狐様。私は呼びます。目の前に人影が現れました。あの日以降、「私」は着なくなった着物。豪奢な着物に身を包んだ私と同じ顔、同じ背格好をしたお方。その瞳だけが、銀色にきらめいています。
『このまま惰眠を貪るようなら、我自ら起こしてやるところだったがな』
お手を煩わせることはありません。私は深々頭を下げます。
『ふん、まあいい。目覚める手段はわかるだろう?』
ええ、まあ、薄っすらと。
『ならばやれ。早く目覚めろ。存在しない夢想に溺れて死んでは我がつまらぬ。我はまだ、この世界を見なくてはならぬ』
わかりました。私は息を吸い込みます。柔らかな記憶、心地よい思い。それが私をこの夢にとどめている。ならば簡単。今の夢を否定すればいいはずです。
────シュヴァルツ様!!
『は?』
シュヴァルツ様シュヴァルツ様シュヴァルツ様!!
『待て待て、いくら未来を見ろと言えどそれは────』
ご無事ですか!? どこにいますか!? 必ずそこへ参ります! 必ず追いつきます!! シュヴァルツ様!! 一刻も早くお会いしたい!!
『……まあ、いい、か』
呆れ声。狐様ははぁとため息をこぼした後、顔を手で覆ってしまわれました。
──Side Grun──
「シュヴァルツ様ッ!!」
「うわあぁぁ!?」
耳元でした声に飛び上がる。背負っていたロゼが意識を戻したらしい。辺りを見回し、背負われていることを知って慌てて降りた。……びっくりした。
「あ、ありがとうございますグリューンさん」
「うん……何、今の……」
「お気になさらず……」
どんな目覚め方だよ。僕はリラからヴァイスを引っ張りおろして肩に担いだ。リラはいいと言ったけど、人ふたり担がせるのは気分が良くない。
「おふたりはまだ……」
「うん。起きない」
ロゼは眠るヴァイスの横顔を見る。
「ロゼは……どんな夢見た?」
あんな起き方をしたんだ。気になるに決まってる。彼女は少し考える素振りをし、頭を押さえて……うーんと唸った。
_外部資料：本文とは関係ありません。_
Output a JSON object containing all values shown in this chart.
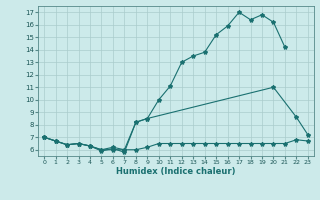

「なにか凄く……暖かくて、優しい夢を見た……よう、な?」
「はは、僕と同じだね」
それでも僕らは夢より現実を選んだ。だから起きることができた。
オランジェは無事だろうか。あいつもかなり、重いものを背負ってる。……まあ、それに引っ張られてるようなら、僕がぶん殴ってやるけどさ。